Benefits for Farmers
By the end of 2008, the California Air Resources Board (CARB) will identify a package of policies and regulations to meet the 2020 emissions reduction requirement. California farmers have many opportunities to benefit while helping the state reach the 2020 requirement:
- Incentives—Farmers may receive financial incentives to help implement climate-friendly agricultural practices such as more efficient use of water and fertilizer, and improved (i.e., lower impact) pest management. A potential source of incentive funding is a staterun auction of global warming emission allowances in a cap-and-trade system.
- Offsets—The global warming emissions reduced through certain agricultural projects, such as methane digesters for livestock waste¹, may be able to be sold as “offsets” to other entities that emit global warming pollution, and count toward emissions reduction targets. For offset projects to qualify, the emissions reduced through the project must be permanent, verifiable, and quantifiable with a high level of confidence.
- Bioenergy—Some farmers may be able to use crop waste, or grow new crops, to produce low-carbon fuels for the electricity or transportation sector. These “biofuels” can help the state meet regulatory requirements for cleaner electricity and fuels.
How AB 32 Could Affect Agricultural Projects
Regulations: Many agricultural activities are not easily subject to regulation and will likely be exempt from initial mandatory reductions, but the sector could benefit indirectly from regulations developed for the industrial, electricity, and transportation sectors. For example, regulations that create financial incentives for bioenergy use will likely increase the value of crop and forest residues used for low-carbon bioenergy, providing California farmers with the opportunity to capitalize on these increased prices.

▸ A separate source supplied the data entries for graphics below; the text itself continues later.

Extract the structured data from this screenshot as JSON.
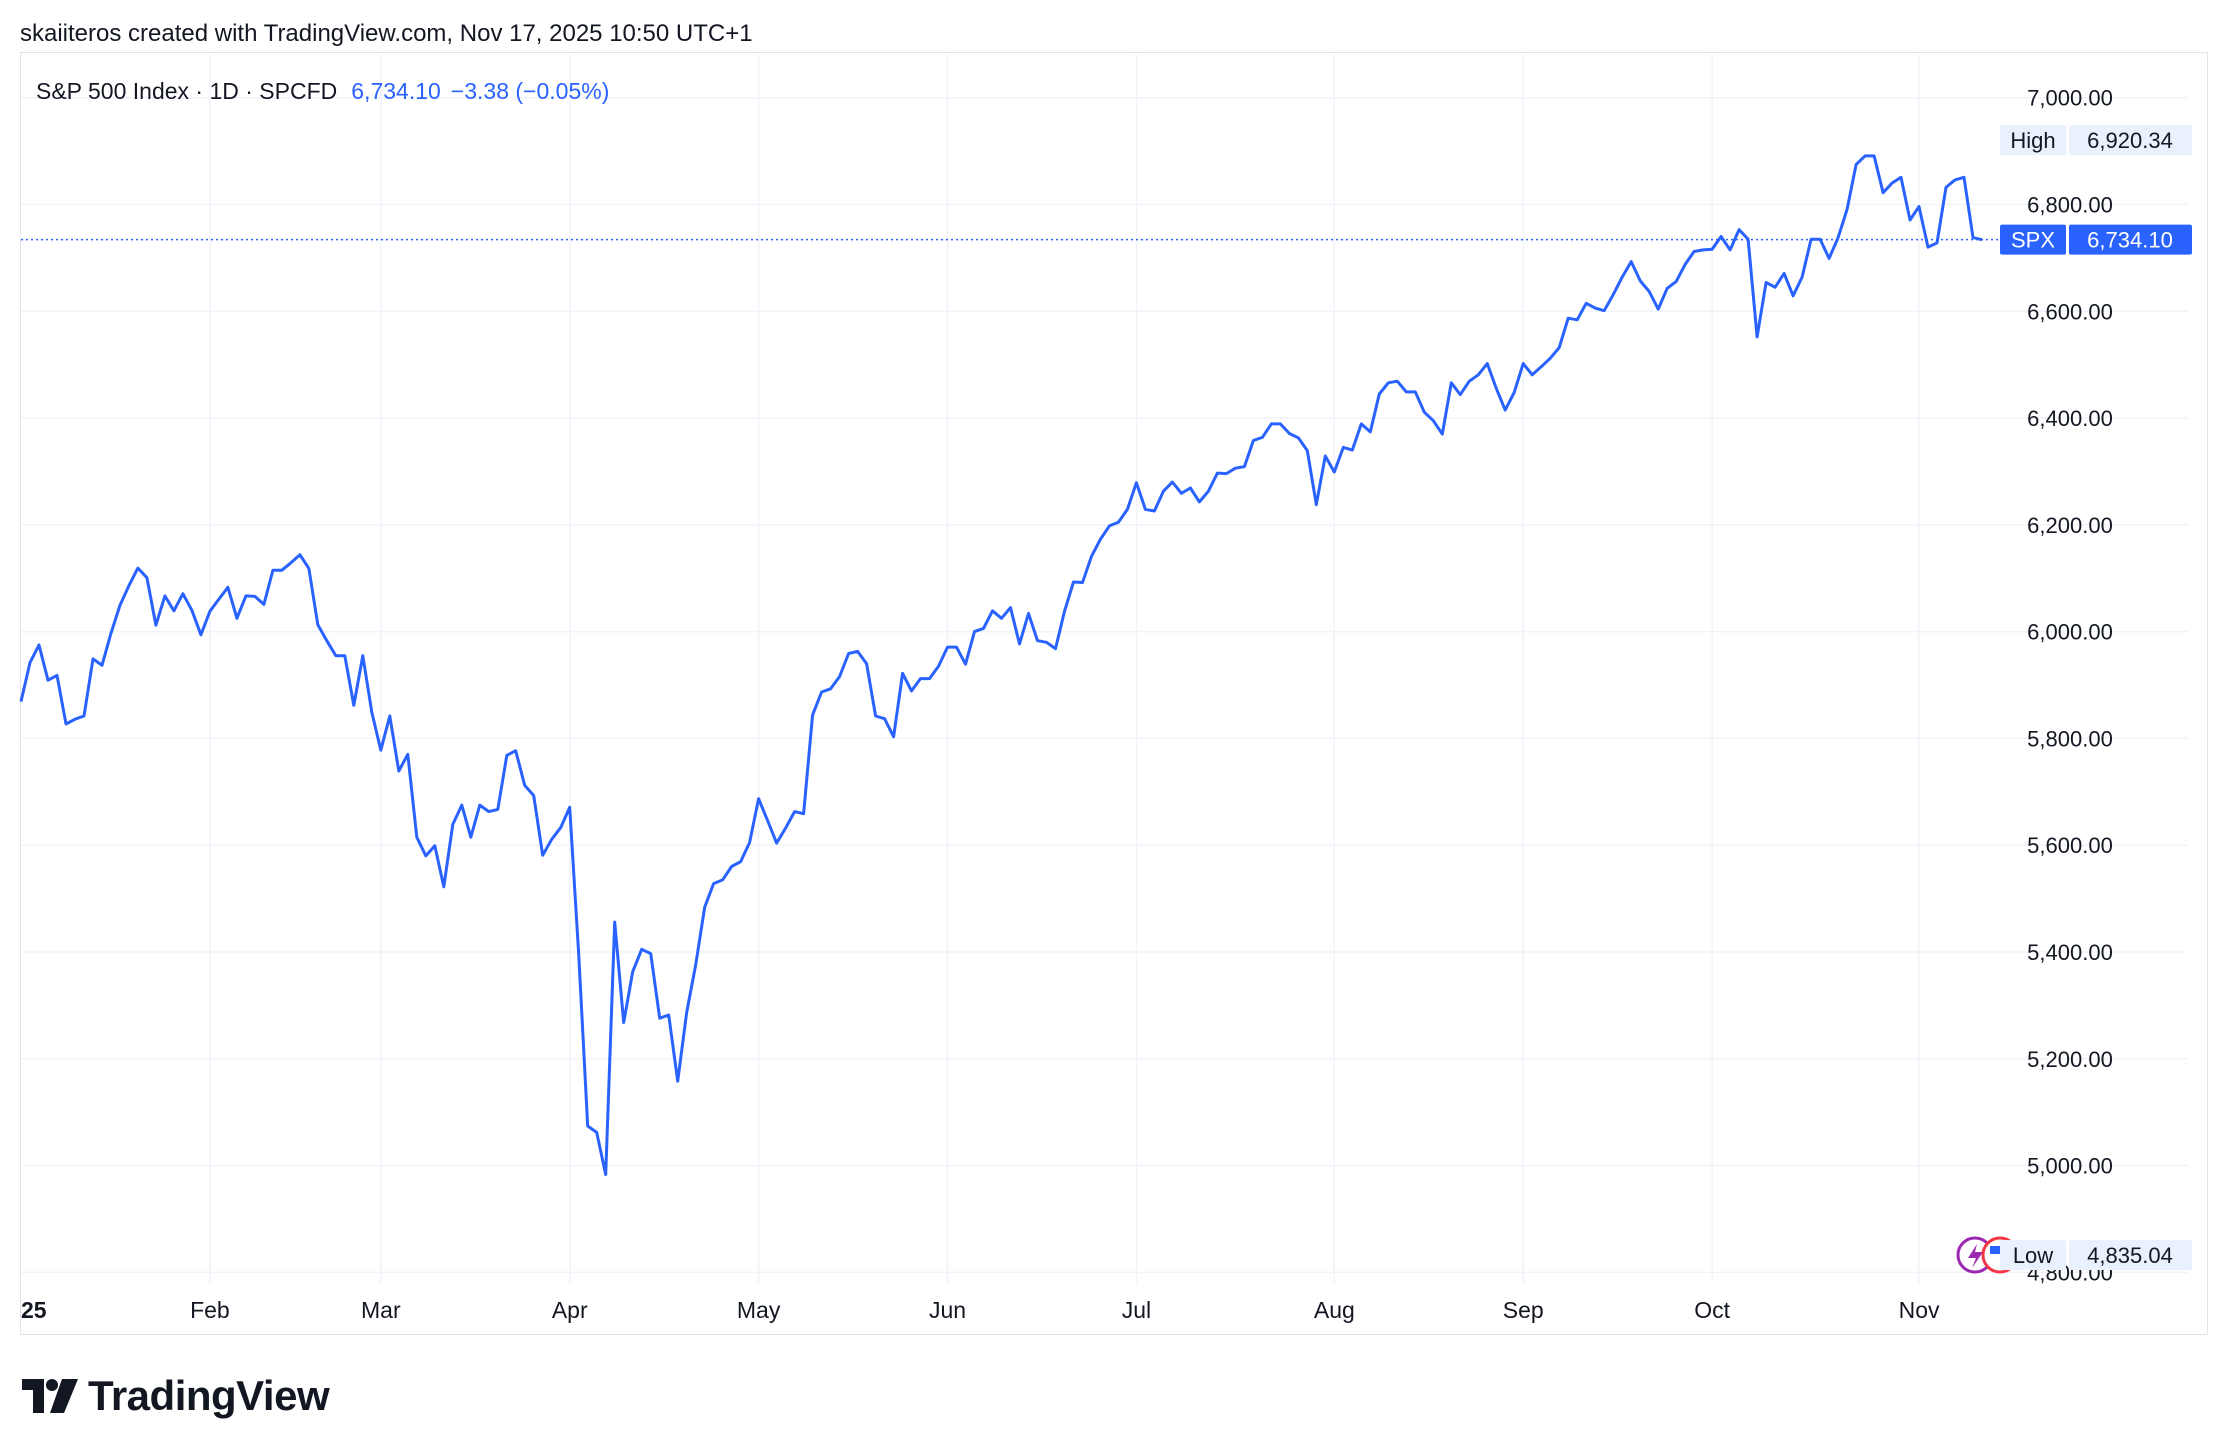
{
  "header": {
    "text": "skaiiteros created with TradingView.com, Nov 17, 2025 10:50 UTC+1"
  },
  "legend": {
    "symbol_text": "S&P 500 Index · 1D · SPCFD",
    "last_value": "6,734.10",
    "change": "−3.38 (−0.05%)"
  },
  "footer": {
    "brand": "TradingView"
  },
  "colors": {
    "line": "#2962ff",
    "grid": "#f0f3fa",
    "tag_bg": "#2962ff",
    "label_bg": "#e8f1fd"
  },
  "chart_data": {
    "type": "line",
    "title": "",
    "xlabel": "",
    "ylabel": "",
    "ylim": [
      4780,
      7080
    ],
    "xlim": [
      0,
      218
    ],
    "yticks": [
      {
        "value": 7000,
        "label": "7,000.00"
      },
      {
        "value": 6800,
        "label": "6,800.00"
      },
      {
        "value": 6600,
        "label": "6,600.00"
      },
      {
        "value": 6400,
        "label": "6,400.00"
      },
      {
        "value": 6200,
        "label": "6,200.00"
      },
      {
        "value": 6000,
        "label": "6,000.00"
      },
      {
        "value": 5800,
        "label": "5,800.00"
      },
      {
        "value": 5600,
        "label": "5,600.00"
      },
      {
        "value": 5400,
        "label": "5,400.00"
      },
      {
        "value": 5200,
        "label": "5,200.00"
      },
      {
        "value": 5000,
        "label": "5,000.00"
      },
      {
        "value": 4800,
        "label": "4,800.00"
      }
    ],
    "xticks": [
      {
        "index": 0,
        "label": "25",
        "bold": true
      },
      {
        "index": 21,
        "label": "Feb"
      },
      {
        "index": 40,
        "label": "Mar"
      },
      {
        "index": 61,
        "label": "Apr"
      },
      {
        "index": 82,
        "label": "May"
      },
      {
        "index": 103,
        "label": "Jun"
      },
      {
        "index": 124,
        "label": "Jul"
      },
      {
        "index": 146,
        "label": "Aug"
      },
      {
        "index": 167,
        "label": "Sep"
      },
      {
        "index": 188,
        "label": "Oct"
      },
      {
        "index": 211,
        "label": "Nov"
      }
    ],
    "series": [
      {
        "values": [
          5869,
          5942,
          5975,
          5909,
          5918,
          5827,
          5836,
          5842,
          5949,
          5937,
          5997,
          6049,
          6086,
          6119,
          6101,
          6012,
          6067,
          6039,
          6071,
          6040,
          5994,
          6038,
          6061,
          6083,
          6025,
          6067,
          6066,
          6051,
          6115,
          6115,
          6129,
          6144,
          6118,
          6013,
          5983,
          5955,
          5955,
          5862,
          5955,
          5849,
          5778,
          5842,
          5739,
          5770,
          5615,
          5580,
          5599,
          5522,
          5639,
          5675,
          5615,
          5675,
          5663,
          5667,
          5768,
          5777,
          5712,
          5693,
          5581,
          5611,
          5633,
          5671,
          5396,
          5074,
          5062,
          4983,
          5456,
          5268,
          5363,
          5405,
          5397,
          5276,
          5282,
          5158,
          5287,
          5376,
          5484,
          5528,
          5535,
          5560,
          5569,
          5605,
          5687,
          5646,
          5604,
          5632,
          5663,
          5659,
          5844,
          5887,
          5893,
          5916,
          5959,
          5963,
          5940,
          5842,
          5837,
          5803,
          5922,
          5889,
          5912,
          5912,
          5935,
          5971,
          5971,
          5939,
          6000,
          6006,
          6039,
          6025,
          6045,
          5977,
          6034,
          5983,
          5980,
          5968,
          6038,
          6093,
          6092,
          6141,
          6173,
          6198,
          6205,
          6229,
          6279,
          6229,
          6226,
          6263,
          6280,
          6259,
          6269,
          6243,
          6263,
          6297,
          6296,
          6306,
          6309,
          6358,
          6364,
          6389,
          6389,
          6371,
          6363,
          6339,
          6238,
          6329,
          6299,
          6345,
          6340,
          6389,
          6374,
          6445,
          6466,
          6469,
          6449,
          6449,
          6411,
          6395,
          6370,
          6466,
          6444,
          6469,
          6481,
          6502,
          6456,
          6415,
          6448,
          6502,
          6481,
          6496,
          6512,
          6532,
          6587,
          6584,
          6615,
          6606,
          6601,
          6631,
          6664,
          6693,
          6657,
          6637,
          6604,
          6643,
          6656,
          6688,
          6712,
          6715,
          6716,
          6740,
          6715,
          6753,
          6735,
          6552,
          6654,
          6645,
          6671,
          6629,
          6664,
          6735,
          6735,
          6699,
          6738,
          6791,
          6875,
          6891,
          6891,
          6822,
          6840,
          6851,
          6771,
          6796,
          6720,
          6728,
          6832,
          6846,
          6851,
          6738,
          6734
        ]
      }
    ],
    "last_tag": {
      "label": "SPX",
      "value": 6734.1,
      "value_label": "6,734.10"
    },
    "high": {
      "label": "High",
      "value": 6920.34,
      "value_label": "6,920.34"
    },
    "low": {
      "label": "Low",
      "value": 4835.04,
      "value_label": "4,835.04"
    },
    "grid": true
  }
}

Two existing regulations already offer potential benefits for farmers. Under the state’s existing renewable electricity standard, methane captured from manure is considered a renewable energy resource and can be used directly by farmers to power onsite operations or sold to electric utilities. Capturing methane provides dual benefits of generating electricity while cutting agricultural global warming emissions. In addition, CARB is in the process of developing a Low Carbon Fuel Standard that requires at least a 10 percent reduction in the average global warming pollution from transportation fuels by 2020. The sustainable development and use of biofuels, such as ethanol and biodiesel, will likely be a key compliance strategy.
Incentives and Offsets
Many anticipate that CARB will adopt a “cap-and-trade” program as part of AB 32. In this program, regulators establish a “cap” that limits the emissions from major California polluters to a level lower than their current emissions. The emissions required under the new cap are divided into individual permits (also called allowances”) that represent the right to emit that amount.

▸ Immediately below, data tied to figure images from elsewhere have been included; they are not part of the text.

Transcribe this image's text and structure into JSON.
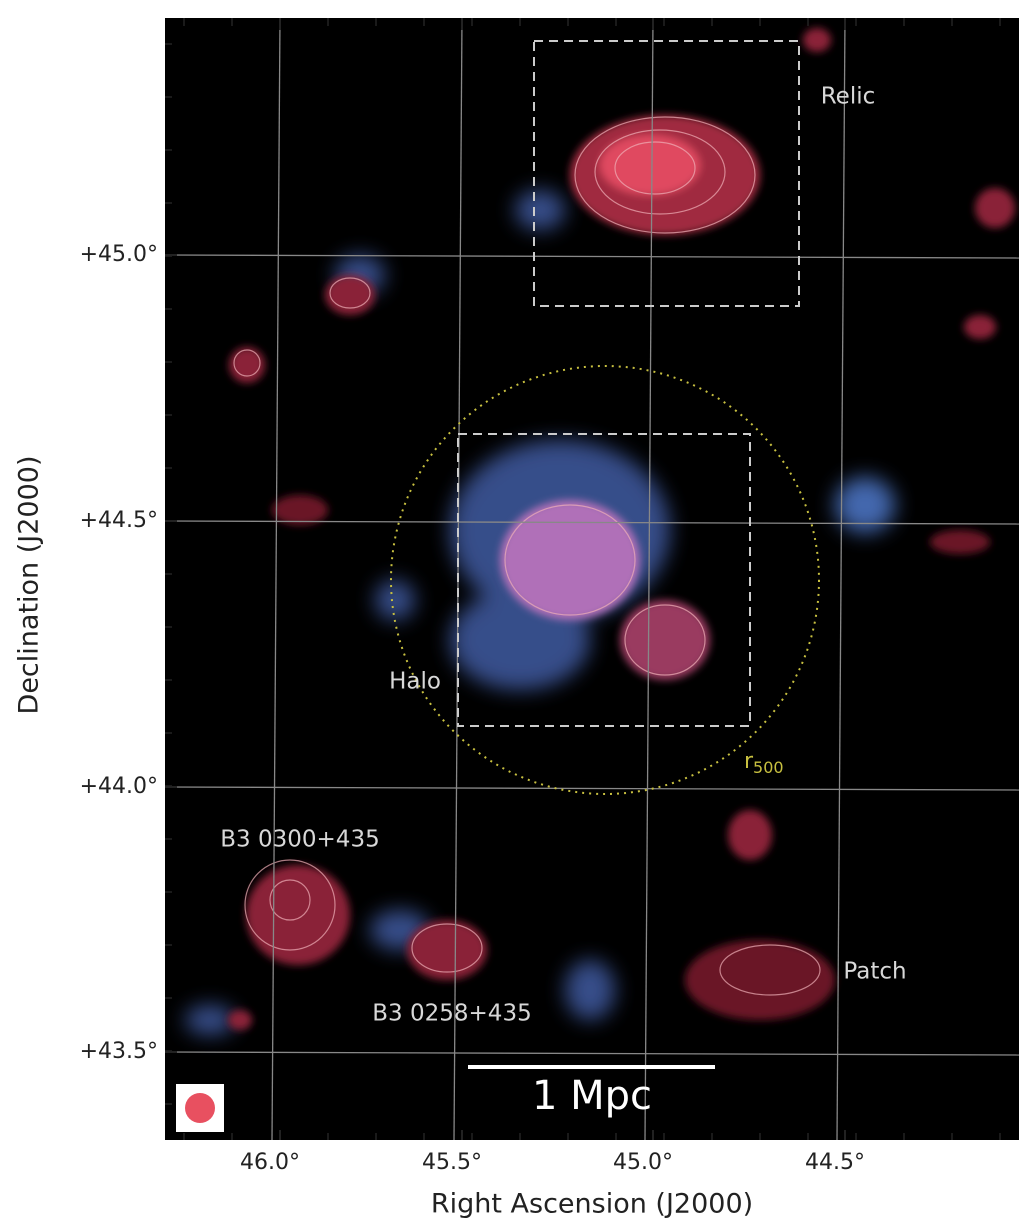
{
  "axes": {
    "x_label": "Right Ascension (J2000)",
    "y_label": "Declination (J2000)",
    "x_ticks": [
      "46.0°",
      "45.5°",
      "45.0°",
      "44.5°"
    ],
    "y_ticks": [
      "+45.0°",
      "+44.5°",
      "+44.0°",
      "+43.5°"
    ]
  },
  "annotations": {
    "relic": "Relic",
    "halo": "Halo",
    "r500": {
      "symbol": "r",
      "subscript": "500"
    },
    "source_1": "B3 0300+435",
    "source_2": "B3 0258+435",
    "patch": "Patch"
  },
  "scale_bar": "1 Mpc"
}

Some or possibly all of the emissions allowances will likely be distributed on the basis of a state auction. Auction revenues could be used to provide incentives for a number of different agriculture related emissions reduction initiatives that benefit both the farmer and the environment, such as improved pest management, carbon sequestration in soil, crop switching, water use efficiency, and energy efficiency.
A CARB-regulated cap-and-trade program may also include a provision for allowing capped entities to achieve a portion of their emissions reductions through the purchase of “offsets” instead of making direct emission reductions. Some agricultural mitigation options such as the use of methane digesters registered with the Climate Action Registry, or nitrogen management (no protocol yet established), may be good offset candidates and could be a source of additional revenue in the agricultural sector, as the emissions reduced through these projects take on financial value. However, if unlimited amounts of offsets from around the world are allowed to flood the California market, this could depress the price of offsets and inhibit the development and value of offset projects in California.
The ways in which agriculture contributes to global warming, in terms of the emissions it produces, are still not precisely understood. For example, the expansion of bioenergy could help significantly reduce emissions from the transportation and electricity sectors, but this expansion has implications for agricultural emissions if large amounts of fossil fuels are used to produce those fuels. Effects on biodiversity, water and soil quality, and food production must be carefully evaluated. Further research on the complexities of the nitrogen cycle, particularly regarding fertilizer use and soil management practices, is also needed.
Several practices may benefit farmland and farmers while reducing harmful global warming emissions such as carbon dioxide, methane, and nitrous oxide. More scientific research is needed in order to accurately quantify emissions reductions associated with these practices and prioritize their implementation.
¹California Climate Action Registry. 2007. Livestock project reporting protocol: Capturing and combusting methane from manure management systems. June.